Angel wasn't sure what woke her. Perhaps the trill of a mockingbird flying overhead. Perhaps the ray of sunlight that glimmered over the hill. Perhaps the contrasting warmth of Dallas's breath against her brow in the chill morning air. She only
knew she had awakened with a sense of rightness in this man's arms.
The signs of a violent life marked Dallas's face even in sleep. Angel was convinced he would do very well in her time and wondered whether she should try to convince him to stay. She tried to imagine him living without the modern conveniences she had learned so much about. And had to admit it would be harder for him to adjust to living without, than for her to accept the luxuries the future provided.
Angel frowned. Why was she thinking at all about the future any more? She belonged in the past. It was her world. There was no sense contemplating a life somewhere else.
Only it wasn't the conveniences Angel knew she would miss. It was Dallas. She felt a rush of tenderness as she perused the face of the man who held her in his arms. Those ridiculous curly lashes.
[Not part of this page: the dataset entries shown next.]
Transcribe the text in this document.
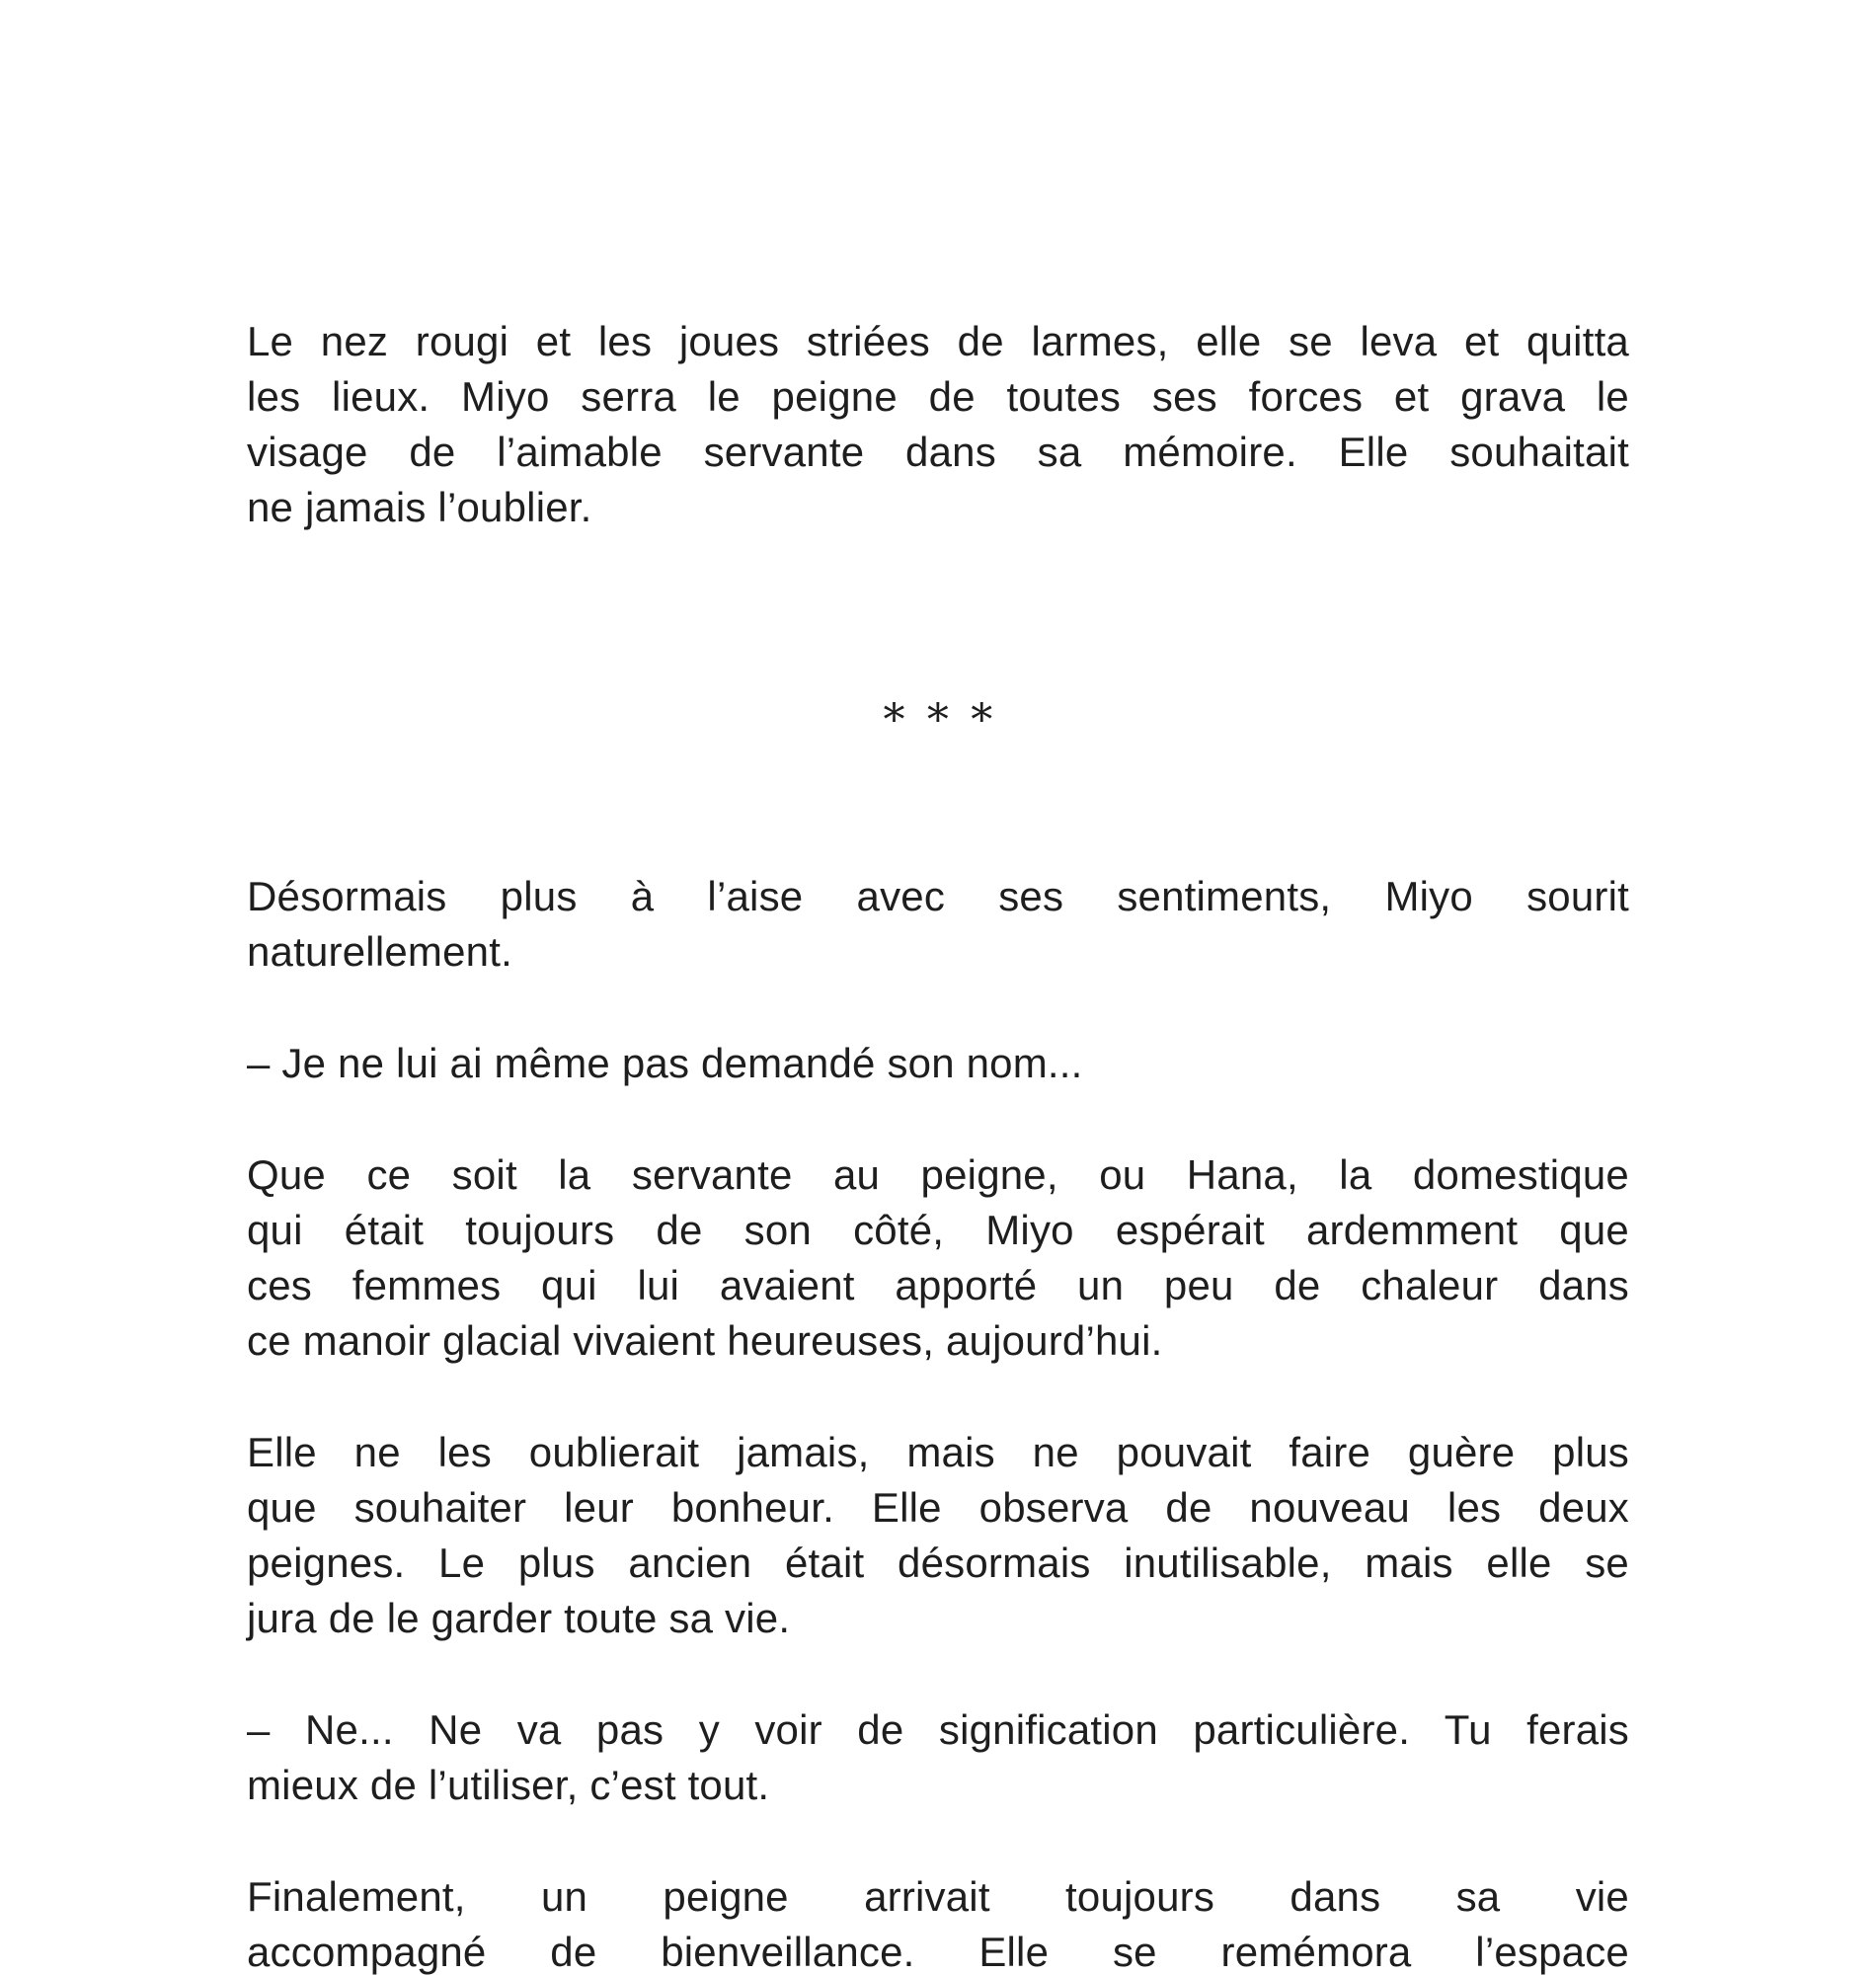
Le nez rougi et les joues striées de larmes, elle se leva et quitta
les lieux. Miyo serra le peigne de toutes ses forces et grava le
visage de l’aimable servante dans sa mémoire. Elle souhaitait
ne jamais l’oublier.

* * *

Désormais plus à l’aise avec ses sentiments, Miyo sourit
naturellement.

– Je ne lui ai même pas demandé son nom...

Que ce soit la servante au peigne, ou Hana, la domestique
qui était toujours de son côté, Miyo espérait ardemment que
ces femmes qui lui avaient apporté un peu de chaleur dans
ce manoir glacial vivaient heureuses, aujourd’hui.

Elle ne les oublierait jamais, mais ne pouvait faire guère plus
que souhaiter leur bonheur. Elle observa de nouveau les deux
peignes. Le plus ancien était désormais inutilisable, mais elle se
jura de le garder toute sa vie.

– Ne... Ne va pas y voir de signification particulière. Tu ferais
mieux de l’utiliser, c’est tout.

Finalement, un peigne arrivait toujours dans sa vie
accompagné de bienveillance. Elle se remémora l’espace
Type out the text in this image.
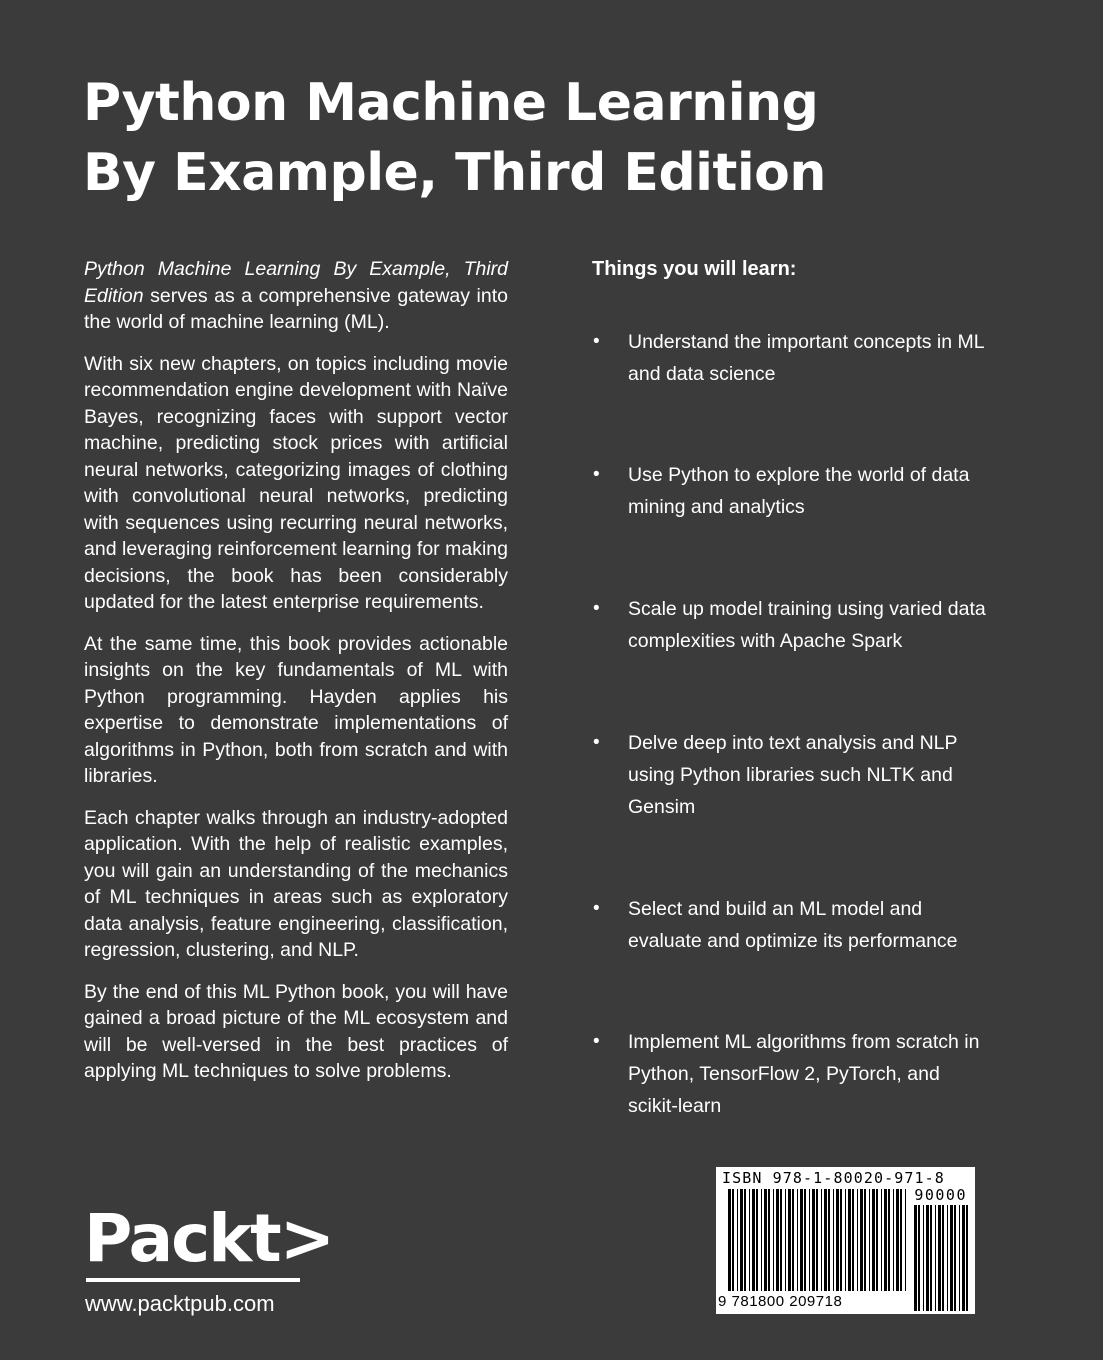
Python Machine Learning
By Example, Third Edition

Python Machine Learning By Example, Third Edition serves as a comprehensive gateway into the world of machine learning (ML).

With six new chapters, on topics including movie recommendation engine development with Naïve Bayes, recognizing faces with support vector machine, predicting stock prices with artificial neural networks, categorizing images of clothing with convolutional neural networks, predicting with sequences using recurring neural networks, and leveraging reinforcement learning for making decisions, the book has been considerably updated for the latest enterprise requirements.

At the same time, this book provides actionable insights on the key fundamentals of ML with Python programming. Hayden applies his expertise to demonstrate implementations of algorithms in Python, both from scratch and with libraries.

Each chapter walks through an industry-adopted application. With the help of realistic examples, you will gain an understanding of the mechanics of ML techniques in areas such as exploratory data analysis, feature engineering, classification, regression, clustering, and NLP.

By the end of this ML Python book, you will have gained a broad picture of the ML ecosystem and will be well-versed in the best practices of applying ML techniques to solve problems.

Things you will learn:
• Understand the important concepts in ML and data science
• Use Python to explore the world of data mining and analytics
• Scale up model training using varied data complexities with Apache Spark
• Delve deep into text analysis and NLP using Python libraries such NLTK and Gensim
• Select and build an ML model and evaluate and optimize its performance
• Implement ML algorithms from scratch in Python, TensorFlow 2, PyTorch, and scikit-learn
Packt>
www.packtpub.com
ISBN 978-1-80020-971-8
90000
9 781800 209718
Chestnut hair shot with golden sunlight. His broken nose. Lips that could be hard, or oh, so soft and giving.
She reached out a fingertip and traced the width of his mouth. Intent on what she was doing, Angel didn't notice as Dallas's lids lifted to reveal watchful hazel eyes. When his lips parted, she leaned forward and pressed her mouth against his. And was astonished at the reaction she got.
Angel let her eyelids sink closed as Dallas's mouth molded itself to hers. His tongue slid along the edge of her lips until she opened to him. She felt a sense of urgency that grew from the knowledge that their time together was coming to an end.